I agree that the accountability processes are not in the right place under the Bill, and I agree with the hon. Member for Runnymede and Weybridge (Dr Spencer) about the need to ensure that we in this place have that connection to the national and the local, while also integrating with those held publicly accountable in our councils and combined authorities. But the focus also needs to be there. It is because there is no coterminosity between commissioners and providers that people are looking in both directions in trying to bring about a system that cannot have the capacity to deliver in such ways. We need to see that bringing together of services to focus on a “population health” approach, but the Bill does not do that.
We need to think about what the outcomes that we want to see. I have lived through so many reorganisations, and I know that it is not reorganisations that ever deliver the satisfaction outcome. Given that ICBs have now been stripped back to such an extent—unable to communicate with us, as MPs, and not having the resources to make decisions—I fear that that delivering the “how” will become harder under this model. However, we also need to ensure that local accountability comes from our communities—and that leads me to the issue of healthwatch.

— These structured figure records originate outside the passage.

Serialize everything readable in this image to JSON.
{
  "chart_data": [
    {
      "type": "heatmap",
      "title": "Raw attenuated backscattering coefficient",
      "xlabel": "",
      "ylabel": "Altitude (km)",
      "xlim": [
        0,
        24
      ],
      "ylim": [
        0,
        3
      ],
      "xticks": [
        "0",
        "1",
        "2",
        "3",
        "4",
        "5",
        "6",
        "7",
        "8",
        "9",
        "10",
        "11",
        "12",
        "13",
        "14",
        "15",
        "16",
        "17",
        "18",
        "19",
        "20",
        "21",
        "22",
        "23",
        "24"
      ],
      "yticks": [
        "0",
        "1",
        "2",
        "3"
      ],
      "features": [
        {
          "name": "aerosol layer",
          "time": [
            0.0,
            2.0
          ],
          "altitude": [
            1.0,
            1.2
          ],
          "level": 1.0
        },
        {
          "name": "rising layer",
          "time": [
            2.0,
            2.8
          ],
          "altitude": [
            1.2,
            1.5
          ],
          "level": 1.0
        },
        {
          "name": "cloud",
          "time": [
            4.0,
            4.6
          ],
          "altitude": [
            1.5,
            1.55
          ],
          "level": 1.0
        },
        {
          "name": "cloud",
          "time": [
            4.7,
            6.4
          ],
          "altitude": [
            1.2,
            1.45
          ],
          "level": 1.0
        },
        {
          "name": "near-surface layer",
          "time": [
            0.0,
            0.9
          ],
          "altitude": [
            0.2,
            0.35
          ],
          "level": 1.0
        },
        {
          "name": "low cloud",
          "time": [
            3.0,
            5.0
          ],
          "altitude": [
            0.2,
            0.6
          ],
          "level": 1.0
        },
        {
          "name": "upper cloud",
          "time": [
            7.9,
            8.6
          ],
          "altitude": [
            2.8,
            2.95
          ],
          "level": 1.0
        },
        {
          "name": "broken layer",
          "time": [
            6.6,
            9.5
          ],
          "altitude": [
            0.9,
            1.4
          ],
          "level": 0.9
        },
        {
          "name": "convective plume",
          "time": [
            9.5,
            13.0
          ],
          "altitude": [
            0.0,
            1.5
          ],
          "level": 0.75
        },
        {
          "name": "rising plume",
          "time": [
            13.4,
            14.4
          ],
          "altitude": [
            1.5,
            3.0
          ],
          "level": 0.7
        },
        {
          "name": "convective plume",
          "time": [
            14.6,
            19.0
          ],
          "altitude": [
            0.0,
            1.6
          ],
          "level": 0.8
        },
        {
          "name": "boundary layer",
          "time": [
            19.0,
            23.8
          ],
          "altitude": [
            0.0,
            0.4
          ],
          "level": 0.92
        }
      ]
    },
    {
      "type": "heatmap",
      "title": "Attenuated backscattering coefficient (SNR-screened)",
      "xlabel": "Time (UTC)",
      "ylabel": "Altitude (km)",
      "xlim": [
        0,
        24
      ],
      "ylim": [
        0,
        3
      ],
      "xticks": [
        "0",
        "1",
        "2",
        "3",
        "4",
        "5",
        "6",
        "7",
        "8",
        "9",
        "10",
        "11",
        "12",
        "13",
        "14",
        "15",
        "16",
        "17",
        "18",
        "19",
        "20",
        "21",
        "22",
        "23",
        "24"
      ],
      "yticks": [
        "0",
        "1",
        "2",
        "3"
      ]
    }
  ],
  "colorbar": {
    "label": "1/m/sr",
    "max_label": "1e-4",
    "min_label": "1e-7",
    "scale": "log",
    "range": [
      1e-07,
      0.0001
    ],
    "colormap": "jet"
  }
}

What we called community health councils were abolished in 2003. We replaced them with public and patient involvement forums, and replaced those with local involvement networks and then with healthwatch, which is soon to be scrapped. If it did not exist, we would invent it, because it has the independence that the new structures do not have, giving patients and people confidence in a system that enables them to raise their voices, and to be sure that their voices will be heard and systems will be held to account. I therefore oppose clauses 64 and 65, with the respective schedules 9 and 10, and ask the Government to reconsider and also to take on board the questions that have been raised about the systems that make it possible to hold investigations. HSSIB has done that well, and I think that its role should continue.
Given what has happened over a decade of raising concern in the House, I welcome the commitment of the former Secretary of State, my right hon. Friend the Member for Ilford North (Wes Streeting), to a public inquiry, but we do not have a chair and we do not have terms of reference. It is therefore really important that we put in place the right structures to hold the system to account.